Be prepared to moderate the conversation so everyone can participate. Start with a small group if you are not comfortable moving the conversation along in a non-bossy, respectful way. No one wants to feel they are being pushed around on a meet-up, but giving everyone a chance to chat and share is essential too.
Encourage shy participants to speak up with specific questions. Avoid saying, “have you had that happen, Judy?” instead ask, “Judy, what similar experiences have you had happen to you?” By stating her name first, everyone knows it’s her question to answer, and they should not jump in, but wait and let Judy have a chance to speak too. Additionally the open-end question will require more than a yes or no.
Let everyone know the timeframe of the meet-up. Be respectful of everyone’s schedule and stay within the allotted time. With close friends, you could also offer a meet-up after the meet-up for anyone wanting to keep the conversation going.
Be respectful of meet-up times. Consider time zones, meal times, family responsibilities, and work schedules. Find the most convenient time for everyone and be flexible if the start time needs to change.
Zoom has a share-the-screen feature.
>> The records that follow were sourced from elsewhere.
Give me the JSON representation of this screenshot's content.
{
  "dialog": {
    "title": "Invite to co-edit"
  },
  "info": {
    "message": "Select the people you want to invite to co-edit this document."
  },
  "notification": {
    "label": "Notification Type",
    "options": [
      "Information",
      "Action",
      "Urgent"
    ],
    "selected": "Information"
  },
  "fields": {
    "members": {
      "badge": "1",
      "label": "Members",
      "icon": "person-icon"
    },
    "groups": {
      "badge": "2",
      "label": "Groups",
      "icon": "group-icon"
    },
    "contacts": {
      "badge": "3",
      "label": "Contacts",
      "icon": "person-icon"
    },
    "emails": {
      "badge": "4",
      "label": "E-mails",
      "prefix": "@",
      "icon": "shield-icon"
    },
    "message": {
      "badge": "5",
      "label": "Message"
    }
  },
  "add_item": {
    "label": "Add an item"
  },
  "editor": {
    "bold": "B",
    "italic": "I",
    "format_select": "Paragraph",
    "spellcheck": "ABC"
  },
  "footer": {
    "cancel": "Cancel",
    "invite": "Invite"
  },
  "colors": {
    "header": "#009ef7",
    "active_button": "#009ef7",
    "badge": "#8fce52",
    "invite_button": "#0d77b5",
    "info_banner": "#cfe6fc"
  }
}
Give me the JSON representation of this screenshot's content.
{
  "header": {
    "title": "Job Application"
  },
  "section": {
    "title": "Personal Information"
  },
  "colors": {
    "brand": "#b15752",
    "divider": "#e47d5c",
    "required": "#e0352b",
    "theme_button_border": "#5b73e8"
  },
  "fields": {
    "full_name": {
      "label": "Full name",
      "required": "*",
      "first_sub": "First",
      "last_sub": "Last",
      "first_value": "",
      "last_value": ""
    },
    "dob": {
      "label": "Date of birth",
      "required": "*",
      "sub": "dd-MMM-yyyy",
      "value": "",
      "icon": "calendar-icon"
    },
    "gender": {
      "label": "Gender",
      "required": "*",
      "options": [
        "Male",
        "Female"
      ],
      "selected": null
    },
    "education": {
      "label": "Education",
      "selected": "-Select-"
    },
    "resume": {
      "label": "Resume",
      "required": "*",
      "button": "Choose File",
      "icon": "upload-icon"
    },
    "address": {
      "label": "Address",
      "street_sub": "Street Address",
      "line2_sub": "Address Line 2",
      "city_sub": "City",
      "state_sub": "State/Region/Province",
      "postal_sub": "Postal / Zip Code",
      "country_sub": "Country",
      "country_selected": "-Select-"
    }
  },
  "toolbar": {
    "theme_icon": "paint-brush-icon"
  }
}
Plan to share funny videos, photos, etc. to make the meet-up fun.
Set future meet-ups ahead of time for planning and fitting everyone into the next fun times.
Create meetings with passwords and special links to avoid any possible breach of security.
Discuss with the group any plans to record the video. The same applies to screenshot shares of participants on social media. Ask first for approval.
Connect, engage and share. We can do it during these times to reduce loneliness and feelings of isolation. Make them fun and something exciting to look forward to.